Soldiers evacuate an injured man from the Splendid Hotel
At least 22 people have been killed after suspected Islamist gunmen stormed a hotel in the capital of Burkina Faso.
126 hostages have been rescued from the Splendid Hotel in Ouagadougou, according to the country’s interior minister.
Three attackers have also reportedly been killed in the incident. Al Qaeda in the Islamic Maghreb has claimed responsibility.
Security forces began an assault to reclaim the hotel in the early hours of the morning and entered its lobby, part of which was on fire, according to a Reuters witness, who later saw them enter the hotels upper floors amid bursts of gunfire.
The upper floors of the hotel were reportedly rigged with explosives, slowing their progress.
The hotel is frequented by westerners, which may have made it a target for the militants.
No one has said publicly how many people might have been in the hotel.
Yesterday evening’s attack was the first time militants have assaulted Ouagadougou and comes as a setback to efforts by African governments, France and the United States to prevent attacks that have destabilised the region.
It follows a raid on a luxury hotel in Mali last November in which two attackers killed 20 people, including citizens of Russia, China and the US.
There have been many attacks by militants in other countries in West Africa in recent years and the vast majority of those killed have been Africans.
Robert Sangare, director of Ouagadougou’s university hospital centre, said that among an initial 15 people brought to hospital some had bullet wounds while others had injuries from falls.
The doctor spoke to patients who had seen around 20 bodies, and one European woman being treated at the hospital said the attackers appeared to target westerners, Mr Sangare, who had spoken to the patients, said.
Burkina Faso’s fire brigade saw around 10 bodies on the terrace of the Cappuccino cafe opposite the hotel, the Interior Minister told Reuters.
It was not immediately clear how many people were in the hotel and restaurant when the attack began.
The hotel is sometimes used by French troops with Operation Barkhane, a force based in Chad and set up to combat Islamist militants across West Africa’s vast, arid Sahel region.
Burkinabe and French forces were working together to retake the hotel, Mr Dandjinou said.
A US defense official said France, the former colonial power, had requested US intelligence surveillance and reconnaissance support in the city, and at least one US military member in Burkina Faso was giving “advice and assistance” to French forces at the hotel.
France normally has up to 200 special forces troops in the country.
Attackers torch vehicles before taking hotel
The assault began around 8.30pm when attackers torched cars and fired in the air to drive people back from the building.
There was an intense gun battle followed by relative quiet, partly because of security forces’ preparations for their bid to recapture the hotel.
“We had just opened and there were a few customers we started to serve when we heard gunshots. … There were three men shooting in the air,” a waiter at a restaurant across the street from the hotel said.
“Lots of people left their cars and motorcycles and ran. (Attackers) set fire to the vehicles. They also fired on the Cappuccino cafe across from the hotel before setting it on fire,” he said, adding that the attackers wore turbans.
Medical personnel moved the wounded away from the front of the hotel and one civilian was shot dead as the assault began around midnight, a Reuters witness said.
Burkina Faso, a majority Muslim country, has undergone a democratic transition since October 2014 when longtime President Blaise Compaore was overthrown during mass protests.
Elite troops launched a failed coup last September, but the landlocked west African state has been largely spared violence by Islamist militants, unlike its neighbour Mali.

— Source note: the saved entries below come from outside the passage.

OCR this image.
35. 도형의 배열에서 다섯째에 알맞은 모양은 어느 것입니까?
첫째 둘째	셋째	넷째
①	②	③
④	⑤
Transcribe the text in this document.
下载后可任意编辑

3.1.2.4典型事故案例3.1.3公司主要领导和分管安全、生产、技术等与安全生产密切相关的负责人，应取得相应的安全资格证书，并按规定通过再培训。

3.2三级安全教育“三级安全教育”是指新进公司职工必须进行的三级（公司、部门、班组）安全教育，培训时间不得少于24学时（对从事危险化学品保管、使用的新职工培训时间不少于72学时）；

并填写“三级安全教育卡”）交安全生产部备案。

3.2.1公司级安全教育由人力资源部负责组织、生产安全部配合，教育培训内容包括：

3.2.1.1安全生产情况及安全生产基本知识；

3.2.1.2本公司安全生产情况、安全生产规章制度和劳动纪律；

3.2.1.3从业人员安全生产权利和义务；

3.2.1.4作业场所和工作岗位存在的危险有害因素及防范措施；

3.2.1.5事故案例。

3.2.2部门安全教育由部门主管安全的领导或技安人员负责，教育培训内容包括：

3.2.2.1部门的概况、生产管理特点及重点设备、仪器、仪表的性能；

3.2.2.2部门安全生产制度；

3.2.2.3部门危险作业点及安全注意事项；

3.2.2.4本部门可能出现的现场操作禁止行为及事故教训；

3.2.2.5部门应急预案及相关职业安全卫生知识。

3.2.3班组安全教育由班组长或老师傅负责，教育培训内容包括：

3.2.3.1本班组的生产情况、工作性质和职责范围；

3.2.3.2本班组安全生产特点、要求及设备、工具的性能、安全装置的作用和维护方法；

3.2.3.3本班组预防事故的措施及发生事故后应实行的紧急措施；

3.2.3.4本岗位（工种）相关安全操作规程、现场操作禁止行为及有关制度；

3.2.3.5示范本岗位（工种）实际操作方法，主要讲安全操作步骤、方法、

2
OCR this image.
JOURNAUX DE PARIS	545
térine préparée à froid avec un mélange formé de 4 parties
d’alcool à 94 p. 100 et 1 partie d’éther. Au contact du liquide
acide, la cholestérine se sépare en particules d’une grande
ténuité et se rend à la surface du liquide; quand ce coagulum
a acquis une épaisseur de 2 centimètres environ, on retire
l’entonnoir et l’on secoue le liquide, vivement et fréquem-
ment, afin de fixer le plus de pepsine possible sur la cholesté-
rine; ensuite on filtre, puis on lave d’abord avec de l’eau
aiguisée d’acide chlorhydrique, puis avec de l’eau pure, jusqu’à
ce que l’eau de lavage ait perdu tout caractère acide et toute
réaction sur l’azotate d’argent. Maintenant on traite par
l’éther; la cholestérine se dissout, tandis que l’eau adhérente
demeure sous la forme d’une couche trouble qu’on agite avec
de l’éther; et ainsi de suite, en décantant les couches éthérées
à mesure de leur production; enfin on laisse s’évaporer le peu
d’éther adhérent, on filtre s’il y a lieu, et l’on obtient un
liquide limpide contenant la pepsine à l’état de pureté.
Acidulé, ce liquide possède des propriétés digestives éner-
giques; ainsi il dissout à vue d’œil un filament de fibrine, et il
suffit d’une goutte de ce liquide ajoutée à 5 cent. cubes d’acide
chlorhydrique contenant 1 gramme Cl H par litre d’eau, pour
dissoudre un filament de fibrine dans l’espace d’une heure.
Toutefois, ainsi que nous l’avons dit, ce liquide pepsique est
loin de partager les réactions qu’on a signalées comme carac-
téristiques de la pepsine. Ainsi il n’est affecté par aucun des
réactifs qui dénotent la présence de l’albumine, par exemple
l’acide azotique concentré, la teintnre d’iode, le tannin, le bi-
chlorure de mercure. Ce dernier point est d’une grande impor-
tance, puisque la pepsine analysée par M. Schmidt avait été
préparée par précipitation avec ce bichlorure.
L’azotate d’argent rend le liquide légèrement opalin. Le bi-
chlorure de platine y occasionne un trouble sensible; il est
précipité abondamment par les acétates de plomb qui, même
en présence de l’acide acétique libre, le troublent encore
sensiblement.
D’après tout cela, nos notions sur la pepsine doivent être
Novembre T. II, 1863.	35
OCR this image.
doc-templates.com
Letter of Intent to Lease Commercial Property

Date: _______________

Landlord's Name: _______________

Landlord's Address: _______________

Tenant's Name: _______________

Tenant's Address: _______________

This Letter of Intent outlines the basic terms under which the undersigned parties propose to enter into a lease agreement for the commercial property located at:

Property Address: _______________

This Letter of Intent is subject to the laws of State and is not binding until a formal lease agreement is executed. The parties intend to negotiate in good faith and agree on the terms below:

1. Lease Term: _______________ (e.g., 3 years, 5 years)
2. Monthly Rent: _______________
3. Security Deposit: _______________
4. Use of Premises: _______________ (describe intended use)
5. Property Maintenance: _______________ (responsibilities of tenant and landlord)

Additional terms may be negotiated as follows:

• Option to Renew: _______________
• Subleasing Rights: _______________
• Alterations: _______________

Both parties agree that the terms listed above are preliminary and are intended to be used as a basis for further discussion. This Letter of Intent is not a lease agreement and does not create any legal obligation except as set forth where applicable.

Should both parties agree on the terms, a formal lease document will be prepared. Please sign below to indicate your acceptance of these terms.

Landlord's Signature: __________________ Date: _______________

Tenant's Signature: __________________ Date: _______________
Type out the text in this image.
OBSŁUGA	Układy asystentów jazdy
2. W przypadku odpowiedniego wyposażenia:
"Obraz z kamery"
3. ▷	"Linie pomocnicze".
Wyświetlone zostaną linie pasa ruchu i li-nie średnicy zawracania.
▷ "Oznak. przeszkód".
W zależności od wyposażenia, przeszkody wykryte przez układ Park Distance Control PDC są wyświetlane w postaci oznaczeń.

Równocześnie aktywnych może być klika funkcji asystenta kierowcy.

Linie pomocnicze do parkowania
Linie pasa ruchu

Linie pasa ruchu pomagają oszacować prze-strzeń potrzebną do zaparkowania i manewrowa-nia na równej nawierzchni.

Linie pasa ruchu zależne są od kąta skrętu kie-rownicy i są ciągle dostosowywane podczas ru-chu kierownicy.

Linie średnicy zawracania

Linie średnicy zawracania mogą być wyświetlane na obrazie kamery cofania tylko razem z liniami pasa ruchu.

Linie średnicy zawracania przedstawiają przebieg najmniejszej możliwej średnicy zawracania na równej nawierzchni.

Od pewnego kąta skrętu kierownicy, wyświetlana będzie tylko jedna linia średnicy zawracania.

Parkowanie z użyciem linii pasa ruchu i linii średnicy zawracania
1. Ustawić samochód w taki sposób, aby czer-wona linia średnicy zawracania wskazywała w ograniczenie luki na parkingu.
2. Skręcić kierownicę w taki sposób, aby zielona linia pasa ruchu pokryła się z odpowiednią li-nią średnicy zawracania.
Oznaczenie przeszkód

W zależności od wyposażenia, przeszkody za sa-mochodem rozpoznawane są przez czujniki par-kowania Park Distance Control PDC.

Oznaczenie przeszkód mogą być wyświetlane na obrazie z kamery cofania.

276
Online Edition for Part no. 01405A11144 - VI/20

The attack presents a stiff test for President Roch Marc Kabore, who was elected in November as Burkina Faso’s first new leader in decades.
Islamist groups operating in west Africa
Three Islamist groups, including AQIM and al Mourabitoun, claimed responsibility for the Mali hotel attack, the most prominent by militants who are based in the north of the country and have staged a series of attacks over the last year.
Al Mourabitoun was also involved in the attack in Ouagadougou, according to the SITE intelligence group.
Islamist militants have staged attacks in a number of west African states bordering the Sahel in recent years.
Boko Haram has been blamed for assaults that have killed thousands in northeastern Nigeria during a six-year insurgency and in 2015 extended its attacks into neighbouring countries Chad, Niger and Cameroon.